By IANS
New Delhi : Union Rural Development Minister Raghuvansh Prasad Singh Friday defended the National Rural Employment Guarantee Scheme (NREGS) from criticism by the media and political leaders, taking a dig at Congress MP Rahul Gandhi, and said everyone should instead work to remove poverty from the country.
Singh, an important minister in the United Progressive Alliance (UPA) government and a prominent leader of the Rashtriya Janata Dal (RJD), Friday pooh-poohed Rahul Gandhi’s public speech made in Bundelkhand region of Uttar Pradesh a day earlier, wherein he had said that the poor do not get what is sent by the central government.
Rahul Gandhi had referred to his father Rajiv Gandhi’s oft-quoted speech alleging that of the one rupee allocated by the government for the poor barely 15 paisa trickles down to them.
Singh was defending the NREG scheme against media criticism that it was a wasteful expenditure and suggestions that it either be scrapped altogether or modified substantially.

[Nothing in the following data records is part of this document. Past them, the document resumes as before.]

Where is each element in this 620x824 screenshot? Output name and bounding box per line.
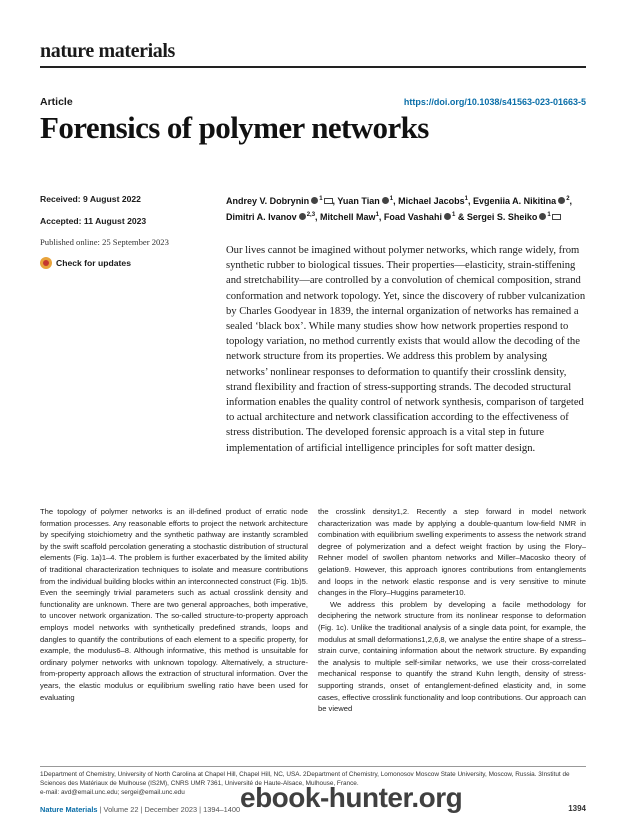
received-date: Received: 9 August 2022 bbox=[40, 194, 141, 204]
author[interactable]: Michael Jacobs bbox=[398, 196, 465, 206]
accepted-date: Accepted: 11 August 2023 bbox=[40, 216, 147, 226]
body-paragraph: We address this problem by developing a facile methodology for deciphering the network structure from its nonlinear response to deformation (Fig. 1c). Unlike the traditional analysis of a single data point, for example, the modulus at small deformations1,2,6,8, we analyse the entire shape of a stress–strain curve, containing information about the network structure. By expanding the analysis to multiple self-similar networks, we use their cross-correlated mechanical response to quantify the strand Kuhn length, density of stress-supporting strands, onset of entanglement-defined elasticity and, in some cases, effective crosslink functionality and loop contributions. Our approach can be viewed bbox=[318, 599, 586, 714]
check-updates-label: Check for updates bbox=[56, 258, 131, 268]
orcid-icon[interactable] bbox=[444, 213, 451, 220]
published-date: Published online: 25 September 2023 bbox=[40, 237, 169, 247]
body-column-left bbox=[40, 506, 308, 703]
page-number: 1394 bbox=[568, 804, 586, 813]
author[interactable]: Yuan Tian bbox=[337, 196, 380, 206]
check-updates-icon bbox=[40, 257, 52, 269]
page-footer bbox=[40, 805, 240, 814]
orcid-icon[interactable] bbox=[299, 213, 306, 220]
watermark: ebook-hunter.org bbox=[240, 782, 463, 813]
email-icon[interactable] bbox=[552, 214, 561, 220]
body-column-right bbox=[318, 506, 586, 715]
author[interactable]: & Sergei S. Sheiko bbox=[457, 211, 538, 222]
affiliation-text: 1Department of Chemistry, University of North Carolina at Chapel Hill, Chapel Hill, NC, USA. 2Department of Chemistry, Lomonosov Moscow State University, Moscow, Russia. 3Institut de Sciences des Matériaux de Mulhouse (IS2M), CNRS UMR 7361, Université de Haute-Alsace, Mulhouse, France. bbox=[40, 771, 570, 788]
author[interactable]: Andrey V. Dobrynin bbox=[226, 196, 310, 206]
body-paragraph: The topology of polymer networks is an ill-defined product of erratic node formation processes. Any reasonable efforts to project the network architecture by specifying stoichiometry and the synthetic pathway are instantly scrambled by the swift scaffold percolation generating a stochastic distribution of structural elements (Fig. 1a)1–4. The problem is further exacerbated by the limited ability of traditional characterization techniques to isolate and measure contributions from the individual building blocks within an interconnected construct (Fig. 1b)5. Even the seemingly trivial parameters such as actual crosslink density and functionality are unknown. There are two general approaches, both imperative, to uncover network organization. The so-called structure-to-property approach employs model networks with synthetically predefined strands, loops and dangles to quantify the contributions of each element to a specific property, for example, the modulus6–8. Although informative, this method is unsuitable for ordinary polymer networks with unknown topology. Alternatively, a structure-from-property approach allows the extraction of structural information. Over the years, the elastic modulus or equilibrium swelling ratio have been used for evaluating bbox=[40, 507, 308, 702]
article-title: Forensics of polymer networks bbox=[40, 110, 429, 145]
author[interactable]: Evgeniia A. Nikitina bbox=[472, 196, 557, 206]
orcid-icon[interactable] bbox=[558, 197, 565, 204]
email-line[interactable]: e-mail: avd@email.unc.edu; sergei@email.unc.edu bbox=[40, 789, 185, 797]
abstract: Our lives cannot be imagined without polymer networks, which range widely, from synthetic rubber to biological tissues. Their properties—elasticity, strain-stiffening and stretchability—are controlled by a convolution of chemical composition, strand conformation and network topology. Yet, since the discovery of rubber vulcanization by Charles Goodyear in 1839, the internal organization of networks has remained a sealed ‘black box’. While many studies show how network properties respond to topology variation, no method currently exists that would allow the decoding of the network structure from its properties. We address this problem by analysing networks’ nonlinear responses to deformation to quantify their crosslink density, strand flexibility and fraction of stress-supporting strands. The decoded structural information enables the quality control of network synthesis, comparison of targeted to actual architecture and network classification according to the effectiveness of stress distribution. The developed forensic approach is a vital step in future implementation of artificial intelligence principles for soft matter design. bbox=[226, 245, 586, 454]
footnote-divider bbox=[40, 766, 586, 767]
orcid-icon[interactable] bbox=[539, 213, 546, 220]
orcid-icon[interactable] bbox=[311, 197, 318, 204]
author[interactable]: Foad Vashahi bbox=[383, 211, 442, 222]
journal-name: nature materials bbox=[40, 40, 175, 62]
footer-volume: | Volume 22 | December 2023 | 1394–1400 bbox=[99, 805, 241, 814]
body-paragraph: the crosslink density1,2. Recently a step forward in model network characterization was made by applying a double-quantum low-field NMR in combination with equilibrium swelling experiments to assess the network strand degree of polymerization and a defect weight fraction by using the Flory–Rehner model of swollen phantom networks and Miller–Macosko theory of gelation9. However, this approach ignores contributions from entanglements and loops in the network elastic response and is very sensitive to minute changes in the Flory–Huggins parameter10. bbox=[318, 507, 586, 598]
author[interactable]: Mitchell Maw bbox=[320, 211, 376, 222]
author-list: Andrey V. Dobrynin $^1$ , Yuan Tian $^1$, Michael Jacobs$^1$, Evgeniia A. Nikitina $^2$, Dimitri A. Ivanov $^{2,3}$, Mitchell Maw$^1$, Foad Vashahi $^1$ & Sergei S. Sheiko $^1$ bbox=[226, 196, 573, 222]
header-rule bbox=[40, 66, 586, 68]
orcid-icon[interactable] bbox=[382, 197, 389, 204]
email-icon[interactable] bbox=[324, 198, 333, 204]
doi-link[interactable]: https://doi.org/10.1038/s41563-023-01663-5 bbox=[403, 97, 586, 107]
author[interactable]: Dimitri A. Ivanov bbox=[226, 211, 297, 222]
footer-journal: Nature Materials bbox=[40, 805, 98, 814]
article-type: Article bbox=[40, 96, 73, 108]
check-for-updates[interactable] bbox=[40, 257, 131, 269]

He said ever since the scheme, to guarantee 100 days work to the rural poor, had been launched, “anti-rural, anti-poor have become active. Some editorials have been written suggesting to scrap the scheme altogether, some political parties have asked for altering the scheme and someone is saying, ‘Father used to say only 15 paise reach the poor, not even five paise reach the poor’.”
He then sounded a conciliatory note, adding, “We all have to understand that we have to work together, political parties, the central government, the state governments, the district administration officials, the Block Development Officer (BDO) the sarpanch and the panchayats, to succeed in fully removing poverty from the country.”
He, however, reserved his most caustic comments for his political rival Janata Dal-United (JD-U) leader and Bihar Chief Minister Nitish Kumar, who had said the scheme was launched in a great hurry.
He said: “When the government of India launched the scheme only in 23 districts of Bihar, he (Kumar) announced that his government on its own had extended it to the rest of 15 districts also from the state funds. Now when he is finding it difficult to implement the scheme in its right spirit, he says we were in a hurry.”
Countering Nitish Kumar’s criticism, Singh said: “He says the scheme has flaws. Did he write to us even once pointing out any flaws? If the chief ministers will be so dismissive and non-serious about NREGS how will his officials implement it seriously?
The minister also chided his officers before the media for not getting their figures right. The note prepared had stated that against an allocation of Rs.780 billion, the Rural Development Ministry spent Rs.1.14 trillion. Singh, however, said the allocation was only Rs.760 billion and pulled up his officers for writing down incorrect figures.
Singh claimed that he planned to remove poverty from the country “by the end of the 11th Plan (2007-12) and towards the beginning of the 12th Plan through various schemes offering wage employment and self-employment to the rural poor and ensuring “at least one member each of a BPL family manages to earn a minimum of Rs.3,000 per month.”
For effectively implementing NREGS, trained and qualified people are being recruited by the states at the expense of the government.
Besides that he listed, “A total of 11,451 engineers, 2,565 data entry operators and 7,317 accountants have been recruited. Also 175,745 government functionaries and thousands of village monitoring committees have been trained at the cost of the central government to make the scheme as accountable and transparent as possible.”